Aujourd’hui, sorti de la clandestinité, le rébétiko a pignon sur rue mais il reste un signe de ralliement pour un peuple asservi par l’économie et qui a souvent le sentiment d’être trahi par ses dirigeants (cf. le film – si mal distribué – de Costa Gavras : Adults in the room (2019), inspiré par le livre du même titre de Yannis Varoufakis). La question qui vient à l’esprit est donc celle d’un rapprochement possible entre la situation de ces affamés des années 1920-30 et celle de ceux que frappent, aujourd’hui, les mesures d’austérité, l’absorption des flux migratoires ainsi que, désormais, les restrictions liées à la pandémie. Raccourci quelque peu naïf et romantique, sans doute, auquel notre interlocuteur rechigne d’acquiescer.
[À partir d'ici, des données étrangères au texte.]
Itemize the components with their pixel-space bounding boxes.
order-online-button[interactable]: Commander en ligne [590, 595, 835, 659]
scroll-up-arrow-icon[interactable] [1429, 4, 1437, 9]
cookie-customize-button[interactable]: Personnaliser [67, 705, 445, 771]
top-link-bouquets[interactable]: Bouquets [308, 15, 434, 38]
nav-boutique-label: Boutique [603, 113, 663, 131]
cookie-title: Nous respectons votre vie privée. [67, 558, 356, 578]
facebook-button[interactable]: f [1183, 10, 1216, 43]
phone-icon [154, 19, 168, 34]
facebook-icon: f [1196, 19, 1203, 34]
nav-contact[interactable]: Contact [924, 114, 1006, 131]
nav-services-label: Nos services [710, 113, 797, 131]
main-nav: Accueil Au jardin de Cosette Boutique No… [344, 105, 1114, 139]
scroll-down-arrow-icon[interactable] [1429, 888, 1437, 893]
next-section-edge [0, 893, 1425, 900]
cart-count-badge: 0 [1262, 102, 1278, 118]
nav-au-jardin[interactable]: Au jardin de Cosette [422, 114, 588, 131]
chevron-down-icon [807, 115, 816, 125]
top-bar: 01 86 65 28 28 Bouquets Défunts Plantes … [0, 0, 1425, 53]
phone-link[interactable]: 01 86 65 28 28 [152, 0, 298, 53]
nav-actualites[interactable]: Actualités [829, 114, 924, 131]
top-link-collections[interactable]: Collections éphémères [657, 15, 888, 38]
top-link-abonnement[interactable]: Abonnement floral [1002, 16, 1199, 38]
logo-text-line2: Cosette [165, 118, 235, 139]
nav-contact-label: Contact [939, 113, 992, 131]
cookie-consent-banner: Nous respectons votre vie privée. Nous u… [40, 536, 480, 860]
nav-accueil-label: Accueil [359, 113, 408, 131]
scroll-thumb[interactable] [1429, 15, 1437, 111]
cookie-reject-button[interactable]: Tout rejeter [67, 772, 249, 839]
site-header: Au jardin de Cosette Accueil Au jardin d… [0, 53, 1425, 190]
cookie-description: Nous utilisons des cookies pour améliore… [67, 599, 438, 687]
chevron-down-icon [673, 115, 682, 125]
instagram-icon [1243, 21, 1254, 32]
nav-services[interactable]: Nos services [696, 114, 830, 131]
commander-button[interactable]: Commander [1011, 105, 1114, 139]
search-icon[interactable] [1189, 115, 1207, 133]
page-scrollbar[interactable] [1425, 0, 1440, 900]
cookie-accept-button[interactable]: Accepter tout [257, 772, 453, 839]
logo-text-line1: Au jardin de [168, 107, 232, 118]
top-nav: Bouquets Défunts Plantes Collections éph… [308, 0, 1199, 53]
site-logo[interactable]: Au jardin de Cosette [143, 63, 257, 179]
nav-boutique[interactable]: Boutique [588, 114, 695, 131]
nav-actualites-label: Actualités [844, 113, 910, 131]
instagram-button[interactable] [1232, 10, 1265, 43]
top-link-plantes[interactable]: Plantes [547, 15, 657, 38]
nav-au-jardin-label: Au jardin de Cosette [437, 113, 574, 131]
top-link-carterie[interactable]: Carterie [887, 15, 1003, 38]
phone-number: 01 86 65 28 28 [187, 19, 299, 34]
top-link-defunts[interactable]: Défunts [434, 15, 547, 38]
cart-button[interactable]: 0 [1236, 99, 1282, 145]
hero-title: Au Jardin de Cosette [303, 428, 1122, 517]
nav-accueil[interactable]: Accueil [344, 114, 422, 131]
Il est vrai qu’ici, comme ailleurs, la crise sanitaire est une catastrophe pour les artistes de la scène et le monde culturel en général. Renoncer à la co-présence des artistes et du public, à cette convivialité qui constitue l’essence de la vie musicale grecque n’est pas seulement un crève-cœur, c’est un choc potentiellement mortel. Quand la Prinkipessa rouvrira-t-elle ses portes au public ? Et dans quelles conditions ? Pourra-t-elle payer le loyer et l’électricité (sans parler du salaire des musiciens) ? C’est un enjeu de vie ou de mort.
Autour d’un flacon de tsipouro (boisson forte qui est à la Thessalie ce que le raki est à la Crète ou l’ouzo à Athènes), Dimitris, habituellement rétif aux journalistes et aux universitaires, emporté par la passion qui le nourrit, s’est laissé aller à la pédagogie et aux confidences malgré son amertume. Ces journées passées à Thessalonique, en fin de compte, ne manquent pas de charme. Un charme quelque peu funèbre…
Deux disparitions marquent d’ailleurs ce mois d’août si particulier : celle d’Agathonas Iakovidis (65 ans), fameux interprète de rébétiko, et celle de Dinos Christianopoulos (89 ans), magnifique poète, malheureusement peu traduit en français et, lui aussi, grand amateur de rébétiko. Thessalonique, nous disait Dimitris Sfingos est une cité à la splendeur abolie. C’est au brassage des langues et cultures, dans les siècles passés, qu’elle doit la richesse de son identité. Ce que l’avenir lui réserve n’est écrit nulle part. Mais la question, au moins, aura été posée ici.